Ich sitze in der Kirche neben meinem Onkel in der ersten Reihe. Mein Onkel weint. Er blickt etwas hilflos um sich, weil er keine Taschentücher mehr hat. Wie immer, wenn ich zu einer Beerdigung gehe, hatte ich mir vorgenommen, genügend Taschentücher einzustecken. Wie immer hatte ich zu wenig dabei. Die Liebste eilt zu Hilfe und gibt ihm eins.

Vor uns steht der Sarg seines Sohnes, meines Cousins, daneben eine Staffelei mit einem Bild von ihm. Meine Tante sitzt in einem Rollstuhl direkt neben diesem Bild. Auch sie weint. 56 Jahre alt ist mein Cousin geworden.
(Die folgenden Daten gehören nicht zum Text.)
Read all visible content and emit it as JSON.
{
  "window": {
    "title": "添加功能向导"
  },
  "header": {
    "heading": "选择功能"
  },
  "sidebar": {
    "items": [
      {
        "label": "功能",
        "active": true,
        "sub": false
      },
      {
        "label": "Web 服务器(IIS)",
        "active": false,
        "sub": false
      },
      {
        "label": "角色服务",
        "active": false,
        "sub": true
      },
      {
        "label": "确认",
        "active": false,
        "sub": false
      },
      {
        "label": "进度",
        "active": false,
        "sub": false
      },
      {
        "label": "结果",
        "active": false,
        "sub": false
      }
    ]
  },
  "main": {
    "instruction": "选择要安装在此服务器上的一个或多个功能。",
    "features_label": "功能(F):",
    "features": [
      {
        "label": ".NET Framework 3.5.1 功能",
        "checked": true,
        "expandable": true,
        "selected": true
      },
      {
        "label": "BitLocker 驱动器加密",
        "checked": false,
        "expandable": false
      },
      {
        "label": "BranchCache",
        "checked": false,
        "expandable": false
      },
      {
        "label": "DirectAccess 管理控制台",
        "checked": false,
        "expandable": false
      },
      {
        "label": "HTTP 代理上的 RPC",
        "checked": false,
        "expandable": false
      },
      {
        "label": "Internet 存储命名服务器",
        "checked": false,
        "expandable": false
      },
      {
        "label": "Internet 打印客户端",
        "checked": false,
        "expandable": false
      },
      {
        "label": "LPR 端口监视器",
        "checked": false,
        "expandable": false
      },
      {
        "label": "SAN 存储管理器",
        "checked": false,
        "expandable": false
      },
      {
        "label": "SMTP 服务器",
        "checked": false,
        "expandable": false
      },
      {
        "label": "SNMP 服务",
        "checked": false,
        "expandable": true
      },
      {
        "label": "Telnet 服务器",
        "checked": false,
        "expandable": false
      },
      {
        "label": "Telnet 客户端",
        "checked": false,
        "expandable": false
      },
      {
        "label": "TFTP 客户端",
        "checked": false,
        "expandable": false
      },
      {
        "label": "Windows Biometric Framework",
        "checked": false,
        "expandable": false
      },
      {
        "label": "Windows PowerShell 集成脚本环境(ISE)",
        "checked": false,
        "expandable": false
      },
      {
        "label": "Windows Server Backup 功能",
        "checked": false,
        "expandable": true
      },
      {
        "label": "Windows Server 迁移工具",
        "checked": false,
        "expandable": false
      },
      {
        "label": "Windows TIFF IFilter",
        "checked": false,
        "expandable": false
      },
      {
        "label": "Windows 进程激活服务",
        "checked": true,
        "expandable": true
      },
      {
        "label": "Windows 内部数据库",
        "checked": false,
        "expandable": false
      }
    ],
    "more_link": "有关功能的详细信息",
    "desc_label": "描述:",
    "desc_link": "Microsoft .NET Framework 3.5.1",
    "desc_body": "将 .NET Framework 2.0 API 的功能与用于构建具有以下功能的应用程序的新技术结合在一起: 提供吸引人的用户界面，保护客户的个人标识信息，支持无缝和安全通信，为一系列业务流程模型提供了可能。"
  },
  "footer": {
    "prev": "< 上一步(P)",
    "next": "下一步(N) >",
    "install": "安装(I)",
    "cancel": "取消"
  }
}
Seine drei Söhne und seine Frau sitzen in der ersten Reihe über dem Gang. Schwarzer Hautkrebs mit Metastasen im Gehirn. Die teuersten Bestrahlungs- und Chemotherapien haben nichts geholfen. In der Todesanzeige stand: Gekämpft, gehofft und doch verloren.

Mein Cousin war ein sehr umtriebiger und engagierter Bürger in seiner Heimatstadt. Er hat sich für Heimatkunde und Heimatgeschichte interessiert, zu diesen Themen mehrere Bücher veröffentlicht, er war Gemeinderatsmitglied und zum Schluss Vorsitzender eines ortsansässigen und von ihm mitgegründeten Industriemuseums. Entsprechend voll ist die Kirche. Nachdem die Pfarrerin ihren Dienst getan hat, mein Onkel das neue Taschentuch durchgeweint und die Tante die Worte „Mein Gott, warum hast Du mich verlassen“ verzweifelt und händeringend wiederholt hat, gibt es diverse Nachrufe und Trauerreden. Der Oberbürgermeister, der Vorsitzende des CSU Ortsverbands, ein guter Freund und der Pfarrer der anderen Fraktion, ein Inder, der in gebrochenem Deutsch eine sympathisch-persönliche Geschichte erzählt, davon, wie er meinen Cousin zum ersten Mal getroffen hat, mit Büchern unter dem Arm und er, der Herr Pfarrer dachte, mein Cousin sei ein Hausierer, sich dann aber herausstellte, dass er mit dem Herrn Pfarrer nur über seine Heimat und seine Projekte sprechen wollte.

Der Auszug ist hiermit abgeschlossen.